Those who have seen her work immediately notice its ‘open’, soft character. Organic, predominantly white shapes, appear to flow naturally into each other. This changes under the influence of glancing light. Consequently her pieces change from moment to moment, giving the impression during the day of ‘breathing’. Merian’s art has its origins in the beautiful, natural environment of ‘Het Groene Hart’, an area located within the center of Holland. This is where she grew up, surrounded by stylized grasslands, glittering waterways, whimsical pollard willows and endless, cloudy skies.

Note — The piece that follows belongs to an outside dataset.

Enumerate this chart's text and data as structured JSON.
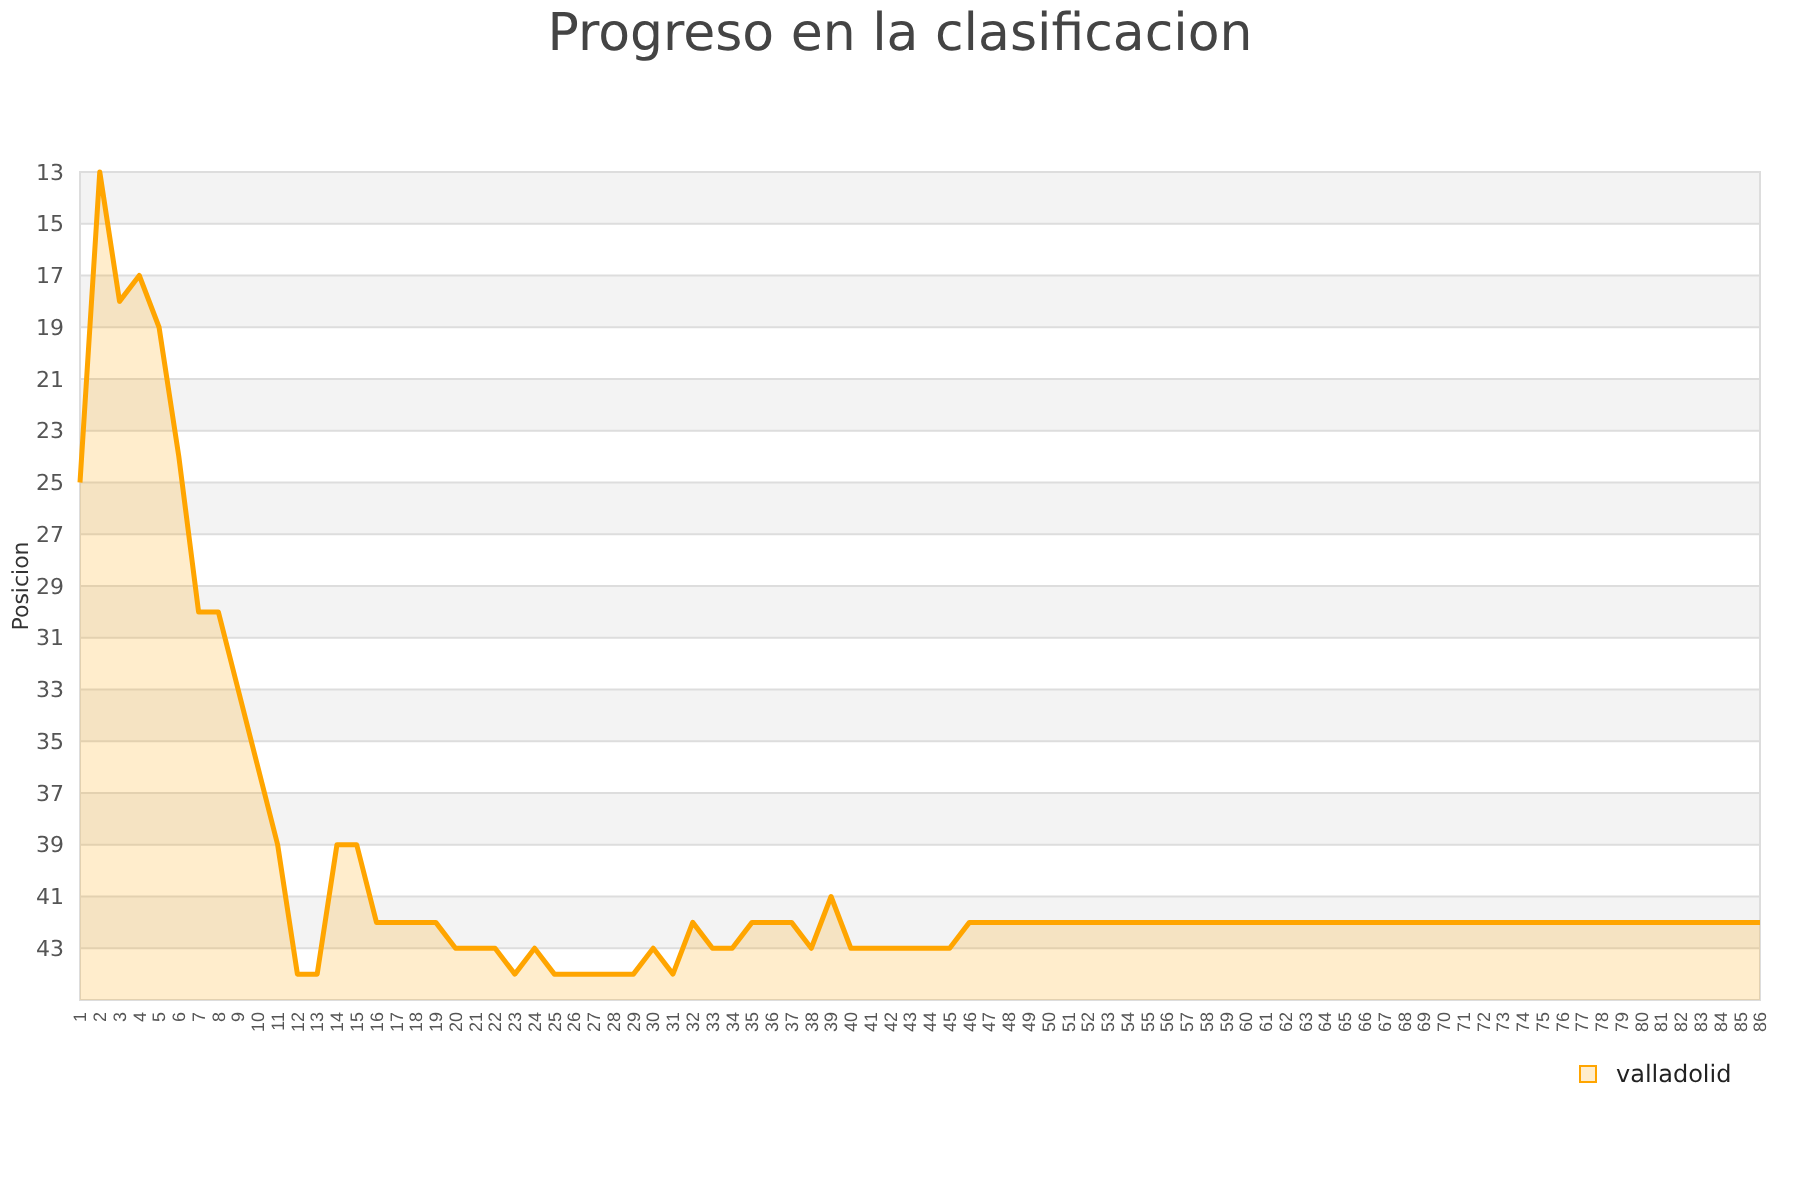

Merian often combines various disciplines in her work. Her reliefs result from a sculptural approach to the flat surface. She uses different materials to experiment with lines, from soft to hard. This is not only visible in the end result, but also in printing and casting molds that she makes from linoleum, wood, steel and silicone rubber. She has also developed her own unique working method on canvas. Fabric is stretched, stitched and filled until the desired shape appears. Mixed media are used to merge the material into one image.

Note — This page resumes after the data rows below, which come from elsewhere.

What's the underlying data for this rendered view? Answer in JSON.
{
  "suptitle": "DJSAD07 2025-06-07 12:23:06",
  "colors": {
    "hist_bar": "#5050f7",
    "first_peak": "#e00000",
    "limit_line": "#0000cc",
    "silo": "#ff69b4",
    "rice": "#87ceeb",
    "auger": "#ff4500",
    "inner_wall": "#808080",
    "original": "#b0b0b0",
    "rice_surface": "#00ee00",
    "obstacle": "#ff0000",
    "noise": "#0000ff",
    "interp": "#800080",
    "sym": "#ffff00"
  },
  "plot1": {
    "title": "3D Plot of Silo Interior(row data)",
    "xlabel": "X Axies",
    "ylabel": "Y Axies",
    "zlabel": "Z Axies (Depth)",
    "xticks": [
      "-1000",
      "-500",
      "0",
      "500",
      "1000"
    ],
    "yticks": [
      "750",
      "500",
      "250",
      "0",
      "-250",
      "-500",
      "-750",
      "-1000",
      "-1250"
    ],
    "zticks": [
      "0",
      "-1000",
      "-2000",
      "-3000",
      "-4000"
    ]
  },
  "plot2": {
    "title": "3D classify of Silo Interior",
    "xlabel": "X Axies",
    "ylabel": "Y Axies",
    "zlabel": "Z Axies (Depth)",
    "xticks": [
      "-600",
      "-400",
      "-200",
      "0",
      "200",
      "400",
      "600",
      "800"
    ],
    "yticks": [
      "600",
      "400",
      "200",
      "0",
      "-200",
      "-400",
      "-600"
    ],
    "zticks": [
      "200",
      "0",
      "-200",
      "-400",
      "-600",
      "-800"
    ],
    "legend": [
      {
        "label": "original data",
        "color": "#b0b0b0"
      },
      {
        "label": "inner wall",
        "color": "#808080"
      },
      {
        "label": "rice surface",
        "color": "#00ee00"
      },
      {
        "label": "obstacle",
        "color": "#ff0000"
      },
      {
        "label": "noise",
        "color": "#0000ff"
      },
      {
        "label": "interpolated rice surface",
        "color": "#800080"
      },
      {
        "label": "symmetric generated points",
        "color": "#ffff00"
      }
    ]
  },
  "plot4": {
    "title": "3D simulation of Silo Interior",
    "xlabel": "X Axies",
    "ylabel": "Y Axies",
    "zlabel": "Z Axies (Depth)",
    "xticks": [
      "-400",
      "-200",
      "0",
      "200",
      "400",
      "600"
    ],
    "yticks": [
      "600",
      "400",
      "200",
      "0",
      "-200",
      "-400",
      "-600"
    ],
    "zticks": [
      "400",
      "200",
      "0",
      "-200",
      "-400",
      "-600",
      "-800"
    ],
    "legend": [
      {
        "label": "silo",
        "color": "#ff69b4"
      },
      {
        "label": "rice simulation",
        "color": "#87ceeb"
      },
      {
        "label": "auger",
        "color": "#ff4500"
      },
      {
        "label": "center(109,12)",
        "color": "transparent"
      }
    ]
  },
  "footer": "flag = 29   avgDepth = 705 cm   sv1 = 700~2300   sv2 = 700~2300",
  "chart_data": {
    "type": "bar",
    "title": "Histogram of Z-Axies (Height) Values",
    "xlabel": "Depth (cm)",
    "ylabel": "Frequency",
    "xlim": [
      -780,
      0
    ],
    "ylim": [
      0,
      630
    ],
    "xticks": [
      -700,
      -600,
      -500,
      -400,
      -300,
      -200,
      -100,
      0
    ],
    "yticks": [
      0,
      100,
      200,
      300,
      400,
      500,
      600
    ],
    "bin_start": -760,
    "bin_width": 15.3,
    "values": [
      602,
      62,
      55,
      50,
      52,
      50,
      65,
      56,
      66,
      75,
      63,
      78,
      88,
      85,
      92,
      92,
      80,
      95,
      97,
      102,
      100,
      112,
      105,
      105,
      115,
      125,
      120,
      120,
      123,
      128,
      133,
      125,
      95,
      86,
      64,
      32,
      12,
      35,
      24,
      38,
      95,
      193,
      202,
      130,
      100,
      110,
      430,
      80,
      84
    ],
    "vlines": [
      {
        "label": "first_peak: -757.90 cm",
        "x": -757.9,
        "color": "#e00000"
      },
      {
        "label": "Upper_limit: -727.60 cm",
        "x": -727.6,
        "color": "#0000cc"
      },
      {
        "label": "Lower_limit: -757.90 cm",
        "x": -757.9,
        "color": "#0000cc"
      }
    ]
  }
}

Merian’s love for relief arose in her first year at the academy, when she painted over in white one of her paintings and the glancing light brought the imperfections on the canvas to life. During the same period, she left an etching plate in acid for too long and subsequently decided to make a print without ink. This led to her fascination with the play of light and shadow: the serenity of the smooth surface with a subtle contrast here and there that radiates tranquility and quiets the image. The images trigger a desire to touch them. Consequently she calls her work ’tangibles’.
Merian’s language of form is organic, recognizable and strongly guided by intuition and sensitivity. Her images are figurative but not realistic. They are often silhouettes, shadows or mirror images that are related to reality but with great care reduced to a few flowing lines and volumes. They are reminiscent of the fleeting nature of our perception and memory, of images that we may want to hold on to but that fade, in any case, over time. By capturing the essence in form, Merian creates space for personal interpretation.
Lady Justice is at odds with Merian’s refined reliefs, but it is also unmistakably hers. Lady Justice is a robust, larger-than-life sculpture made for a Rotterdam law firm. Use of old dowels from Rotterdam Harbor were a physical and emotional challenge. She was forced to let the original design go, to allow the image to emerge of itself. She later used this ‘letting go’ as a starting point in the design for the wall-filling installation at the entrance to Bresc’s new business premises in Werkendam.
Merian abstracts not only human figures but also the human environment, nature and architecture, all in her own unique way. An example is her Skyline Rotterdam, lasered from one piece of stainless steel. The piece mirrors the Maasboulevard in the Kop van Zuid with a deliberate interplay of lines. She is currently working on a series of works about Rotterdam, the city where she studied and lived for several years. A solo exhibition of this will appear at Arte de la ley, a new location for contemporary art in Rotterdam, in the spring of 2024.